In summary, our study includes a focus on caregiver immigration and acculturation on pediatric asthma morbidity, which has been previously understudied. Findings show that specific stresses related to the acculturation process itself, as well as family attributes and resources that are drawn upon during this time (e.g., family networks, social support), should be considered in future work examining immigration factors and asthma outcomes in children. Future research should also identify the potential protective effect that higher levels of family cohesion and social support may have for Latino children's asthma management in the context of poverty. Our inclusion of both Puerto Rican and Dominican groups provides a useful, first-step analysis of the factors that may distinguish families’ immigration and acculturation experience to the mainland, and in turn, how these experiences may affect children's asthma outcomes.
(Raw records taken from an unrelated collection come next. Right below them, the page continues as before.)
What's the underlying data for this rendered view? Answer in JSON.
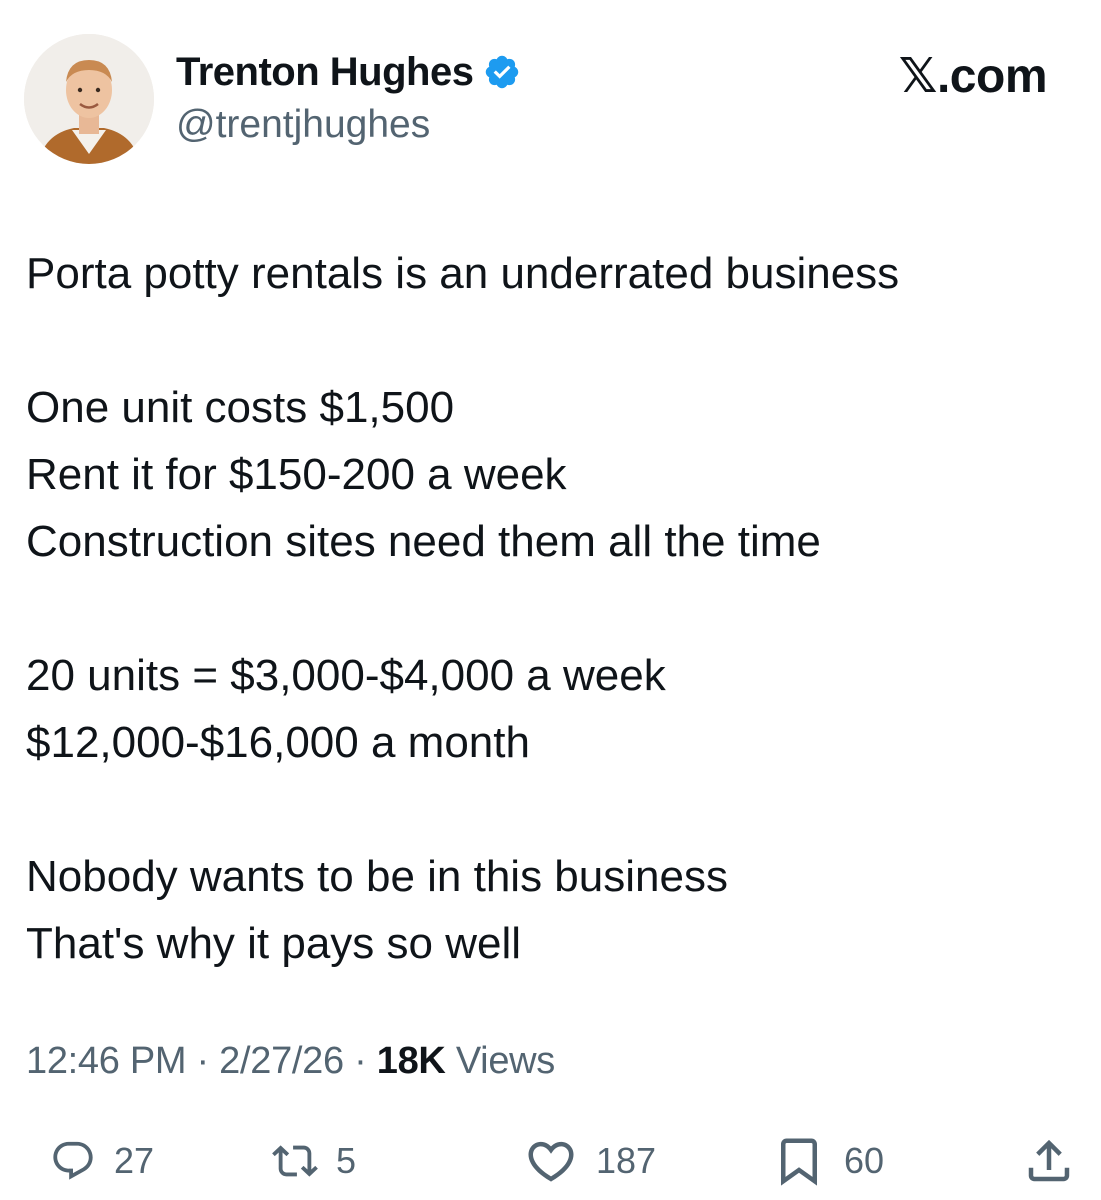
{
  "author": {
    "display_name": "Trenton Hughes",
    "handle": "@trentjhughes",
    "verified_icon": "verified-badge-icon",
    "avatar_icon": "profile-photo"
  },
  "site_label": "𝕏.com",
  "tweet": {
    "paragraphs": [
      [
        "Porta potty rentals is an underrated business"
      ],
      [
        "One unit costs $1,500",
        "Rent it for $150-200 a week",
        "Construction sites need them all the time"
      ],
      [
        "20 units = $3,000-$4,000 a week",
        "$12,000-$16,000 a month"
      ],
      [
        "Nobody wants to be in this business",
        "That's why it pays so well"
      ]
    ]
  },
  "meta": {
    "time": "12:46 PM",
    "separator": "·",
    "date": "2/27/26",
    "views_count": "18K",
    "views_label": "Views"
  },
  "actions": {
    "replies": "27",
    "reposts": "5",
    "likes": "187",
    "bookmarks": "60"
  },
  "colors": {
    "text": "#0f1419",
    "secondary": "#536471",
    "verified": "#1d9bf0",
    "background": "#ffffff"
  }
}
Results from our study and from those studies reviewed above suggest that a variety of immigration-related indicators (caregiver nativity, child nativity, timing of migration, length of stay in host country and mainland) and factors related to the acculturation process (levels of acculturative stress, language preference, level of social support, family resources) are needed to capture how these experiences may affect asthma management and outcomes of morbidity. Qualitative approaches that examine perceptions of asthma treatment and health care use prior to family's arrival to the mainland may inform interventions that are amenable to where families are in their trajectory of immigration and acculturation. More guided supports (e.g., education about how to effectively navigate the health care system, psychological services to help decrease stress levels related to acculturation, support in connecting families from similar backgrounds with one another, support in how to find interpreter services) may be needed for families who recently immigrate to the mainland and have a child with asthma.

Funding

Funds for this study were provided by grant # U01-Hl072438-01 from the National Heart Lung and Blood Institute (to G. K. F., G. C., PIs); and grant # 5P60 MD002261-02 from the National Center for Minority Health and Health Disparities (to G. C., P. I.).

Conflicts of interest: None declared.

Footnotes

*The methods of this study are based on a study first reported in Canino, G., McQuaid, E. L., Alvarez, M., Colon, A., Esteban, C., Febo, V., et al. (2009). Issues and methods in disparities research: The Rhode Island-Puerto Rico Asthma Center. Pediatric Pulmonology, 44(9), 899–908.